I once asked the Regius Professor of Hebrew at the University of Cambridge how he stays abreast of fast-moving developments in biblical archaeology, a field of investigation that is related but decidely peripheral to his own work.
‘I mostly read BAR … ‘, he said, in an unexpectedly low-brow response for the hallowed halls of the Great University. ‘Then if I want to know more about a topic, I move on to more scholarly publications.’
It was a vote of confidence in a magazine (not an academic journal!) that I’ve read for years and found equally useful in maintaining a generalist knowledge in an area of investigation that—let’s address the elephant in the room—most of us come to out of religious interests.
BAR effectively combines the well-edited prose of leading scholars with due general-interest attention to color photos and complementary resources like slides (in a past era) and phenomenally well-produced videos and dvds.
An issue pulled at random from my shelves (November/December 2001) contains articles entitled:
-Excavating Philistine Gath. Have we found Goliath’s hometown
-The Monastery of the Cross. Where heaven and earth meet
-The Rise and Fall of the Dead Sea
-Is It or Isn’t It – a Synagogue?
In addition, the usual suspects appear issue by issue in interesting columns that add color commentary to a polemical field where personalities as well as artefacts and theories loom large.
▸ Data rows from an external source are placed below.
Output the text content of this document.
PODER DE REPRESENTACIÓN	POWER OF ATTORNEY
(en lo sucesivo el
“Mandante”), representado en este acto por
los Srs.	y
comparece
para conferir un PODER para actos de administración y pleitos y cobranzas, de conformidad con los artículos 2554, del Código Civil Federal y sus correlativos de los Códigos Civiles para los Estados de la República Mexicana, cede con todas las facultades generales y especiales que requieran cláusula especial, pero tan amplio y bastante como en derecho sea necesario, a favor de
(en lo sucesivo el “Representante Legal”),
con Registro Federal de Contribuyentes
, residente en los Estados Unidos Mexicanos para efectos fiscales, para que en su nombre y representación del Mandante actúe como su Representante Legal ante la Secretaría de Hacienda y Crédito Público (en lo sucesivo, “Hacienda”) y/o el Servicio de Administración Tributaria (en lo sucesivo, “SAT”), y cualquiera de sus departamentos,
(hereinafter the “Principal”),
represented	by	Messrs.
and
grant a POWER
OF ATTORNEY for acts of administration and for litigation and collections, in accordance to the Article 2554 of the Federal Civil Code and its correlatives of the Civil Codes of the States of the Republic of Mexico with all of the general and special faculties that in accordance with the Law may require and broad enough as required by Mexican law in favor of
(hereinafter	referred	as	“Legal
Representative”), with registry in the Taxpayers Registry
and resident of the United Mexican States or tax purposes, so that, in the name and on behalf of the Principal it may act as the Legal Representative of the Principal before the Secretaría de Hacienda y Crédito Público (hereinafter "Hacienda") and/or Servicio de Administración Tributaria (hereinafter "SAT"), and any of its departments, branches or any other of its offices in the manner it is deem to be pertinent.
You’ll want to ignore the over-heated reader responses on one brand of disillusionment or another. But you’d be wrong to heed some reviewers’ critiques of the political headbashing that goes on among archaeologists. When elephants of this kind collide, it’s usually over an ideological argument that matters. It does us no good to deride such battles as mere politics. BAR has had the good sense to play both a spectator’s and a provocateur’s role in such infighting over the complaints of readers who wish things were more placid around here.
They are not. And the things we continue to dig up from the rocky ground of Israel, Jordan, Lebanon, Egypt and other locations continue to insure that we never fall prey to boring consensus regarding the history of these great lands and the faiths they engendered.
Read BAR if this sounds remotely interesting and decide for yourself.